My old license plates become a purse...
This is probably the most challenging purse Iíve ever made. You need to be good with planning and with rivets. My father and I did this as a Dad-Daughter project. Thanks, Dad! A version of this purse and a plate notebook was published in Michaels Arts and Crafts magazine (May/June 1997 p62+) but they used sheet metal for the purse which would have been easier. The directions are long so I'll try to condense them a bit. You'll want to start with the back plate, then the bottom/front and finially the top. First mark where you want the bends, then drill the rivet holes, cut plate if needed and then rivet. Repeat in this order for each plate. I lined it with black vinyl and some double fold bias I found on sale. There are several purses like this on sale on the web for about $50. If you aren't good at planning out a project, it may be worth it to buy it instead but then you don't get to use your plates.
BTW, this purse turns out to be a rather good way to pick up men. I took it out on Saturday with the girls and had men just coming up on the street to ask about it. Too bad I'm married but helped the unmarried girls in the group.
Here are the very long directions. Read all of this before you start. I used 3 license plates. I can’t figure out how to use two but it seems like it should be possible. Clean any used license plates well. We used rivets to connect items and a pair of strong hinges for the top. The handle is a vinyl strap with washers that fit the rivets so it won’t pull off. You’ll need a clasp thing for the front. Look for something that the screws are the same size as the rivets because you’ll want to use the rivets to attach it. Dad and I started with the plate that is the back and the sides of the purse. The plate was the UWK one in the original photo. Here he is bending the first bend.
We bent each end of the plate about a 1/2-inch in so that it is wide enough for us to later stick a rivet though to attach the front. Next, you are going to want to drill the holes for those rivets. On that lip that was just made, we drilled a hole about 3/4 of an inch up from the bottom and another one 3.25 inches up the plate. We did that on both lips. Those are the holes for attaching the front. If you look at this photo, you can see where those rivets are once we attached the front:
You need a metal drill bit.
Next we drilled holes for attaching the bottom and the hinges for the top. If you look closely at the original photo for the UWK plate you can see the rivets. The hinge holes with depend on your hinges. If you are going to add a shoulder strap, drill a hole for each side now.

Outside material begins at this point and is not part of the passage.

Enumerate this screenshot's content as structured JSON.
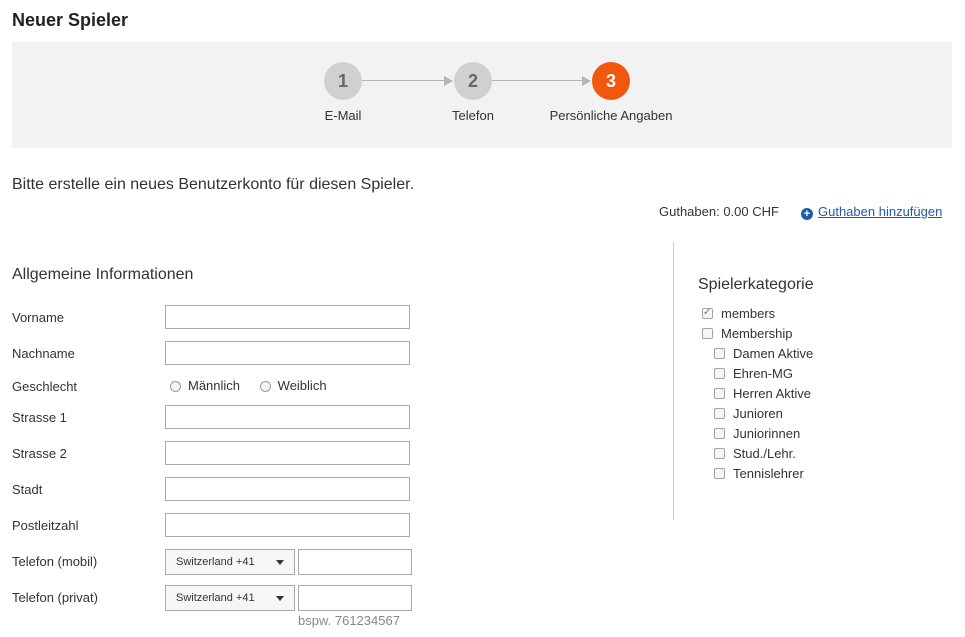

The next bends to form the sides and back are a challenge. This is something you may want to change and do these bends before all the others. My width is 2.5 inches and with some work we were able to bend through the W and at the end of the 5 of the plate. That leaves the back to be 6 inches. This is the exact height of the plate so the back is a square. This is important since you’re going to want the bottom to fit into place. That is it for the back and sides.
Next is the front and bottom. That is the plate with TBU on it. We bent the plate below the B so that the TB front is 4 inches up the front. Now, we fit it into are back and sides to figure out our next bend. Look closely at this photo of the bottom of the purse.

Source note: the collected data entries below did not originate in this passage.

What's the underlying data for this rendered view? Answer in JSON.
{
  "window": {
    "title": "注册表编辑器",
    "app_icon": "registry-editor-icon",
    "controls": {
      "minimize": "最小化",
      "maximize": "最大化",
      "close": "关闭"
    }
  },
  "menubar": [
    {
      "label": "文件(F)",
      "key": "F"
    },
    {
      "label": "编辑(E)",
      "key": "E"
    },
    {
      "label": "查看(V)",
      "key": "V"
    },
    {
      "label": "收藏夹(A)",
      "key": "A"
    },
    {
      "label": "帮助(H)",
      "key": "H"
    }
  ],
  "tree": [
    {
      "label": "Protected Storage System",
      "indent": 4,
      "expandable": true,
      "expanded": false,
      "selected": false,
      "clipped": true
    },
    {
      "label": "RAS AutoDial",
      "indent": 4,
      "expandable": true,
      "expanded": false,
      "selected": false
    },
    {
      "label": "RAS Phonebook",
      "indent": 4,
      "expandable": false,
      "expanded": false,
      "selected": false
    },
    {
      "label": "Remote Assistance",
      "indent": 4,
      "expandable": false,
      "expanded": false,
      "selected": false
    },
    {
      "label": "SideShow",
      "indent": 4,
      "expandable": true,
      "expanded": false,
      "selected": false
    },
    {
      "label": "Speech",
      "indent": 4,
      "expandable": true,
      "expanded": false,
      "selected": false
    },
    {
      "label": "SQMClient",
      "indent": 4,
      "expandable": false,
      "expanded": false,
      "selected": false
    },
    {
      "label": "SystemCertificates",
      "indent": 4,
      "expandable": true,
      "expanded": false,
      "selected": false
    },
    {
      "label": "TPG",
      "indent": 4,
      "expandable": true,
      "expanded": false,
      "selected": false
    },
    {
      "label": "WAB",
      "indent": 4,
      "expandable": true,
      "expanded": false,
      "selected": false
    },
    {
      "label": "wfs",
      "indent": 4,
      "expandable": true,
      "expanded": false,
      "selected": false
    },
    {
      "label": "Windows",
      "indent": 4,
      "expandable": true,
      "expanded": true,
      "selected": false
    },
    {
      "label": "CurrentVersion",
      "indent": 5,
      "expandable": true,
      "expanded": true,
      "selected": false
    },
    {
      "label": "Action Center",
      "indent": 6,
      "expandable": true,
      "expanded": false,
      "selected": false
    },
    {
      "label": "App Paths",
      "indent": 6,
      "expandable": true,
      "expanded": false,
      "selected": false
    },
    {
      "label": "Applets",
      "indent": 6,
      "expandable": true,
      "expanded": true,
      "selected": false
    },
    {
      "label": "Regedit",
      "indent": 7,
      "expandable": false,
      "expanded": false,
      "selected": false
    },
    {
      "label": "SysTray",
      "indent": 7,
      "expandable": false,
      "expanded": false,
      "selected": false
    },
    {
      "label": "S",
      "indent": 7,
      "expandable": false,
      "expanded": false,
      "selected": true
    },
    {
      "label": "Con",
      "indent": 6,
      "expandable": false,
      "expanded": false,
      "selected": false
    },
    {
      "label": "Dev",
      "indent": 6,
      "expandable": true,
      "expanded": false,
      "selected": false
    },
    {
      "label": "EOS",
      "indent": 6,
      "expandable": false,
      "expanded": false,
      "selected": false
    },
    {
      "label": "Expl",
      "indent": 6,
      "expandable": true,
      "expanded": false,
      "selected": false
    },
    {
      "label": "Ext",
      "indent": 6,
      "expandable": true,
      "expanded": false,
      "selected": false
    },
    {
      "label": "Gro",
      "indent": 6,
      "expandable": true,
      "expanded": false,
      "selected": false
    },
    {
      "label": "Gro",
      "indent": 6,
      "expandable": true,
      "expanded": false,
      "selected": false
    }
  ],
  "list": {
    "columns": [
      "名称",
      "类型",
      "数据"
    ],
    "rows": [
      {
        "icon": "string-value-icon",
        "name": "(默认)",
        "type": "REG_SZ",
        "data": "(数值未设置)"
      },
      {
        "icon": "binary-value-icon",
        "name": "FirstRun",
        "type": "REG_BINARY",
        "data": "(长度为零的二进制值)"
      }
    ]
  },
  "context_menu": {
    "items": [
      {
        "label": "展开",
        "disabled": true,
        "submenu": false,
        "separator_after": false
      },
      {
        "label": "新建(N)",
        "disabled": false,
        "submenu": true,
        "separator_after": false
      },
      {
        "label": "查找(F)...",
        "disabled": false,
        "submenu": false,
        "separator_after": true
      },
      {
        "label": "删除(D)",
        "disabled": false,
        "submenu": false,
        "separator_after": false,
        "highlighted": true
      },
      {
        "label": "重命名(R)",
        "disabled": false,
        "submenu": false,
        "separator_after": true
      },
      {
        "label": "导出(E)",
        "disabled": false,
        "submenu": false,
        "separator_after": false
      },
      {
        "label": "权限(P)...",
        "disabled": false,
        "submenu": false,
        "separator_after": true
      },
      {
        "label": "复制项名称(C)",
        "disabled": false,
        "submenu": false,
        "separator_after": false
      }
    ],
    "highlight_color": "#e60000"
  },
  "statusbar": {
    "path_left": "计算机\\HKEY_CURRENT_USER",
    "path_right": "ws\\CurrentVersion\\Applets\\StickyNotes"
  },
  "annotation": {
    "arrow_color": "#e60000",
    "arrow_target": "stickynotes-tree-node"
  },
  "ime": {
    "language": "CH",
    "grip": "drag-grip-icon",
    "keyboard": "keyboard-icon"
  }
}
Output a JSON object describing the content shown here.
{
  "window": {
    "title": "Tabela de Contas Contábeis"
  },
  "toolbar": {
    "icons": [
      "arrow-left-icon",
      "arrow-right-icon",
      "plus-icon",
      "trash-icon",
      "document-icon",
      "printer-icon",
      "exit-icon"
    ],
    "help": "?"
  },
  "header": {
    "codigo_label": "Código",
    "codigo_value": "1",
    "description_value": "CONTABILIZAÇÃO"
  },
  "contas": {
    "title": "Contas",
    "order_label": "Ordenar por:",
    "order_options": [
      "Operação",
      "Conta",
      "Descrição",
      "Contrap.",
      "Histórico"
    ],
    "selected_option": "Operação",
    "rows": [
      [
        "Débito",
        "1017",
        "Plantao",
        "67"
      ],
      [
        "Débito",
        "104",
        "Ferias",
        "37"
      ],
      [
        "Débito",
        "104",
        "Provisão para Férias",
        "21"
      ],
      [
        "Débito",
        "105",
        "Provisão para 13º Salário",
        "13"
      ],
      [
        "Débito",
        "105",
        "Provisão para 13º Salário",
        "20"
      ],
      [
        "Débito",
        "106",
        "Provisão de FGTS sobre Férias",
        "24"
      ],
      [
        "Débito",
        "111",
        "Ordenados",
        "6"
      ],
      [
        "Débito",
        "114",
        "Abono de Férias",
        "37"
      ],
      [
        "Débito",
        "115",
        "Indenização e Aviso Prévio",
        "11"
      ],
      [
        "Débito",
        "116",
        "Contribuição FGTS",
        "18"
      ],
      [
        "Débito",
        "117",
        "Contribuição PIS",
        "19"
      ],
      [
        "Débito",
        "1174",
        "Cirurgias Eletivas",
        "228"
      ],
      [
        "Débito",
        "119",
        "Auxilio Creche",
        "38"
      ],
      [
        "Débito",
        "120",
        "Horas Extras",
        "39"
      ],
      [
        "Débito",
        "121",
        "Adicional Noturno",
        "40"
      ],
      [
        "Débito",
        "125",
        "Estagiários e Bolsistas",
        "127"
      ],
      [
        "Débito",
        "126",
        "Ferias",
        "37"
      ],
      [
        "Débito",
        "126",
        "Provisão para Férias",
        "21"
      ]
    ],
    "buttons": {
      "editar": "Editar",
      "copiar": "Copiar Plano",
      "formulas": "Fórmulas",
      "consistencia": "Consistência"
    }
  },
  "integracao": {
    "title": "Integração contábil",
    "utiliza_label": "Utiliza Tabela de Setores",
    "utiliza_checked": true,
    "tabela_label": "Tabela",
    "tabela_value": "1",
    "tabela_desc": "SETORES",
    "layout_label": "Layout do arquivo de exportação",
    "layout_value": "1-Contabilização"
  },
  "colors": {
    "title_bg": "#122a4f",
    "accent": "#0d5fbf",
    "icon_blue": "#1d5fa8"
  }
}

The next bend is right on the letter I of the OHIO on my plates. There is a lip that goes behind the back so that it is attached with rivets. And now you may also notice why it was so important to make sure that your back of the purse is a square. I cut the bottom lip that goes behind the back so that the lip was about 1 inch. I also sanded the edge to remove the sharp edge that may cut me later and also destroy the lining of the purse. Rivet time! Match the 2 pieces up. Mark the rivet holes on the back and bottom piece. You may need to encourage them to match up by bending a bit more or less. Drill the holes for the rivets and rivet together. You should have an opened toped box like the second photo.
Onto the top flap of the purse: Take plate number three and bend it at 2.5inches from the end. This will give you an overlap with the front piece of about 1/2 inch. In the photo of the finished purse, you can see that this is the plate marked with 4 and the front is the TBU.

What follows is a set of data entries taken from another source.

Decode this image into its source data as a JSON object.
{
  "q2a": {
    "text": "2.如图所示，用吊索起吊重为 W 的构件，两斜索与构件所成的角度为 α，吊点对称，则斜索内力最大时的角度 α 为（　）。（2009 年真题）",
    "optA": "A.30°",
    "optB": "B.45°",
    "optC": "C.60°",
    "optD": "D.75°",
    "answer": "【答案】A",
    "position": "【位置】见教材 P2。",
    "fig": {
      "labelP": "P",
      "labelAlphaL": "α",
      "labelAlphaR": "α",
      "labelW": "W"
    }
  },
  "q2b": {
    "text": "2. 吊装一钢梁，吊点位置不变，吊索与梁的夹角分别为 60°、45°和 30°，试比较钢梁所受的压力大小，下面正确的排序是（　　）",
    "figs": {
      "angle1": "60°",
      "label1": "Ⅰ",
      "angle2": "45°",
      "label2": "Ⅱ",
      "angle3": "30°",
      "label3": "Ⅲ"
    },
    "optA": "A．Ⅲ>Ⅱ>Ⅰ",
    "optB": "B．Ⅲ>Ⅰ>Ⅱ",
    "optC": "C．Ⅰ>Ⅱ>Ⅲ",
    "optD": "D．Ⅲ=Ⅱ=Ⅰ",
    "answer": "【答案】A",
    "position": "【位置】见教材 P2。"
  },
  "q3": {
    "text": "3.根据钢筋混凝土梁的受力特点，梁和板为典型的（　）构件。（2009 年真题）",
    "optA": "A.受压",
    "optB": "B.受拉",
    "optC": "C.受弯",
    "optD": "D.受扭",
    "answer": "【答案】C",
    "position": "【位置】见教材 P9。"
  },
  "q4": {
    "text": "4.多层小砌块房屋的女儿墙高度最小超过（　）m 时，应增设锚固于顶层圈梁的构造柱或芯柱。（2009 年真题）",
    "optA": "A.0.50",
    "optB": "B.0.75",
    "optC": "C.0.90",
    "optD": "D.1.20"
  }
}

The final cut: Take the top flap and put it in place, mark your cut for the top. You’ll need to allow space for you hinges. Look at this photo of the finished top flap to see what I mean.
Cut the flap along that line and sand.
Now, drill the holes for the hinges and attach the hinges to the back and the top flap. You now have a box with a lid. Add the clasp hardware with rivets and the purse handles. I used a shoulder strap from another purse that is clipped onto some D-rings from the fabric store. If you look at the photo of the hinges, you can also see I added silver washers to the top handle so that the rivets won’t pull through. It will happen if you don’t do something to keep it from happening. Dad and I did this in a day including the shopping. You may want to break it up a bit.
Dad isn’t much for fabric so I lined my purse without his help. I used vinyl but any fabric will work. I sewed it to fit inside and hot glued the lining in place. I edged the exposed edges with some extra fabric and added some “jewels” to cover the holes in the plates.
I hope this helps everyone who has asked for directions. Sorry it is such a long postbut it really needed the details.